如果说一个人是话唠,旁边的人大约知道这个人一定很爱说话。钟飙就是这样一个人,但他是用作品唠叨。“画唠”是他的一位朋友给他的评价,精简准确。回顾钟飙的作品历程,密集程度令人咂舌。这是一个很奇特的时代,网络信息大爆炸,理应人人成为话唠,但更多的人,只是迷失在信息中,找不到重点所在。而钟飙却总能找到他所想表达的重点,正如他即将送往苏州参展的作品一样,在慢节奏的苏州园林和威尼斯河岸上方,一架协和超音速飞机掠过画面,那是人类因为一味追求快而最终夭折的机型。那些诸多故事背后的盘根错节,往往容易被大家忽略,但钟飙则会不厌其烦地将其画出来,成为画唠。

采访期间,他刚从威尼斯回国,在威尼斯圣玛利亚教堂做了一个大型个展。问他如何看待越来越多的大型国际展,他只说“各尽所能,各取所需”,“幻真的宇宙-2013威尼斯钟飙艺术现场”就是他倾尽所能的结果。

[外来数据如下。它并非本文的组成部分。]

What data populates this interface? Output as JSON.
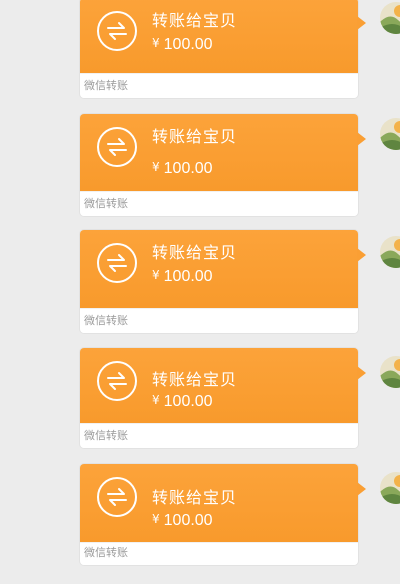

看客眼中所观,是这次个展的宏大与多媒体整合,却不知,在其背后,曲折的过程差点令展览夭折。钟飙说,个展筹备期间,他动用其身边的所有资源来完成目标,其强烈愿望和坚定的决心,感动了许多相关的人,但实际上,资源却是虚虚实实,不断变化,当你带着似乎已确定的A资源与B资源谈合作时,A资源可能已经悄然撤退,自己还在游说时不知不觉已变成忽悠者。一句简单的玩笑,显足背后的无奈。钟飙说各路人马开工作会议的时候,发现自己是里面最笨的人,大家经常在他弄懂过程之前,就已达成某种结果的一致,但他很乐观,说这才是真正遇到机会了,如果自己总是团队里最聪明的人时,说明所处环境的格局小了。姿态颇为学习。对于身边的一切,钟飙会比较细腻,注意到细微的变化,而这样的视角,与他的时空观密不可分。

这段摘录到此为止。